[XPU] Implemented 32bit optimizers in triton by YangKai0616 · Pull Request #1710 · bitsandbytes-foundation/bitsandbytes
Depends on #1692.
Implemented 32bit optimizers in triton to use of XPU devices.
The PR includes two implementations:
- Pure Torch implementation: utilizing torch.compile
- Pure Triton implementation: utilizing triton.jit
For the benchmarking on 4096*4096 shapes, the results are as follows:
Pure Torch implementation:
Torch step (eager): 1.075ms
BNB step: 0.516ms
Torch step (eager): 1.058ms
BNB step: 0.517ms
Torch step (eager): 1.080ms
BNB step: 0.527ms
Torch step (eager): 1.069ms
BNB step: 0.539ms
Torch step (eager): 1.034ms
BNB step: 0.526ms
Pure Triton implementation:
Torch step (eager): 1.034ms
BNB step: 0.524ms
Torch step (eager): 1.054ms
BNB step: 0.488ms
Torch step (eager): 1.031ms
BNB step: 0.526ms
Torch step (eager): 1.047ms
BNB step: 0.538ms
Torch step (eager): 1.045ms
BNB step: 0.489ms
For the benchmarking on 1024*1024 shapes, the results are as follows:
Pure Torch implementation:
Torch step (eager): 0.345ms
BNB step: 0.335ms
Torch step (eager): 0.354ms
BNB step: 0.226ms
Torch step (eager): 0.347ms
BNB step: 0.227ms
Torch step (eager): 0.358ms
BNB step: 0.232ms
Torch step (eager): 0.349ms
BNB step: 0.225ms
Pure Triton implementation:
Torch step (eager): 0.346ms
BNB step: 0.226ms
Torch step (eager): 0.337ms
BNB step: 0.216ms
Torch step (eager): 0.338ms
BNB step: 0.215ms
Torch step (eager): 0.333ms
BNB step: 0.226ms
Torch step (eager): 0.349ms
BNB step: 0.235ms
The test platform is Intel(R) Data Center GPU Max 1550. Test script reference #1692. Torch(eager) is 32bit optimizer from torch, BNB is 32bit optimizer.

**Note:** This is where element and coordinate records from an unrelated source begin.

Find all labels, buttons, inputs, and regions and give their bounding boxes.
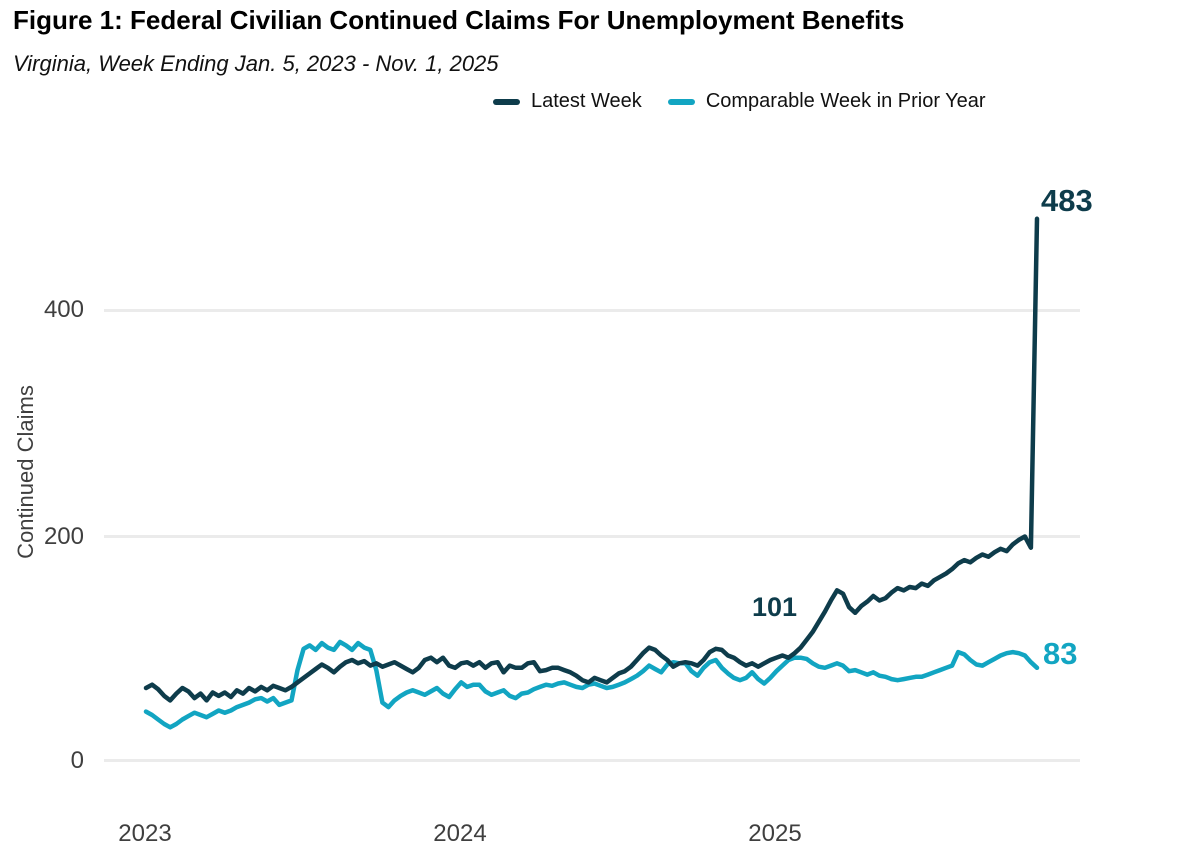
gridline-200 [104, 535, 1080, 538]
y-tick-0: 0 [70, 747, 84, 774]
y-tick-400: 400 [43, 296, 84, 323]
x-tick-2024: 2024 [433, 820, 487, 847]
gridline-0 [104, 759, 1080, 762]
legend-swatch-prior-year [667, 98, 695, 105]
legend-label-latest-week: Latest Week [531, 90, 642, 112]
annotation-101: 101 [752, 592, 798, 622]
x-tick-2025: 2025 [748, 820, 802, 847]
gridline-400 [104, 309, 1080, 312]
x-tick-2023: 2023 [118, 820, 172, 847]
figure-title: Figure 1: Federal Civilian Continued Cla… [13, 5, 905, 35]
series-line-comparable-week-in-prior-year [143, 639, 1040, 730]
series-line-latest-week [143, 216, 1040, 703]
legend-swatch-latest-week [493, 98, 520, 105]
annotation-83: 83 [1043, 636, 1078, 671]
figure-subtitle: Virginia, Week Ending Jan. 5, 2023 - Nov… [13, 51, 499, 76]
legend-item-latest-week: Latest Week [493, 90, 642, 113]
annotation-483: 483 [1041, 183, 1093, 218]
legend-label-prior-year: Comparable Week in Prior Year [705, 90, 986, 112]
legend: Latest Week Comparable Week in Prior Yea… [493, 90, 986, 113]
y-tick-200: 200 [43, 523, 84, 550]
legend-item-prior-year: Comparable Week in Prior Year [667, 90, 986, 113]
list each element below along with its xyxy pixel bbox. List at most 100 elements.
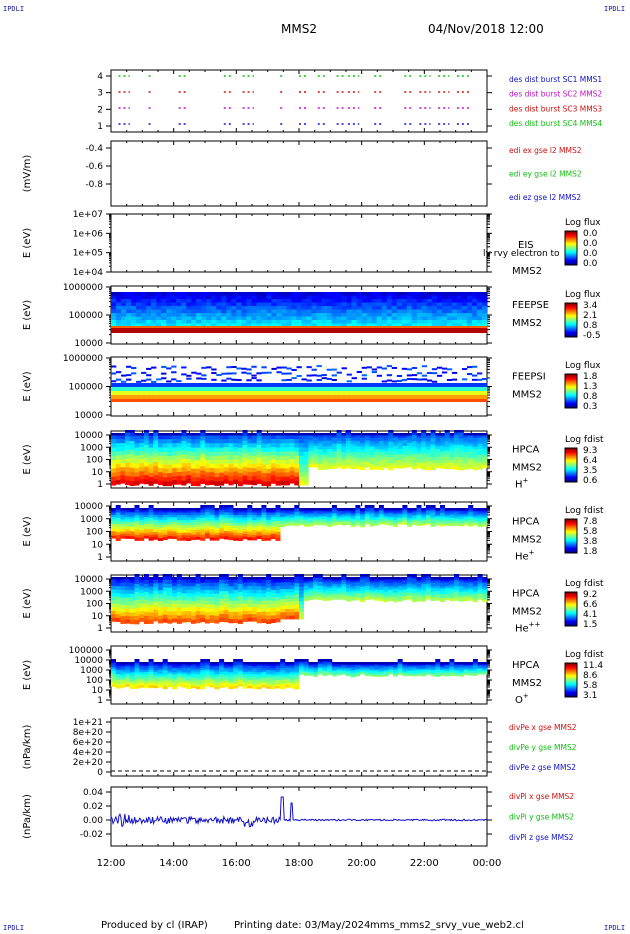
hpca-hepp-cell [125,615,131,620]
hpca-hepp-cell [115,589,121,594]
hpca-h-cell [317,435,323,439]
hpca-hepp-cell [228,611,234,616]
hpca-h-cell [139,467,145,472]
hpca-he-cell [162,522,168,526]
feeps-i-cell [141,371,147,374]
hpca-h-cell [153,444,159,450]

Considering that the performance gap between torch.compile and Triton implementations is not significant, but triton's implementation compiles faster, and #1692 was implemented with Triton, this PR adopts the Triton version for submission.
Note:Currently, XPU does not support the allocation of memory buffers using a paging mechanism. Therefore, these tests are skipped in tests/test_optim.py::test_optimizer32bit. This functionality will be developed in the future to support full optimizer capabilities.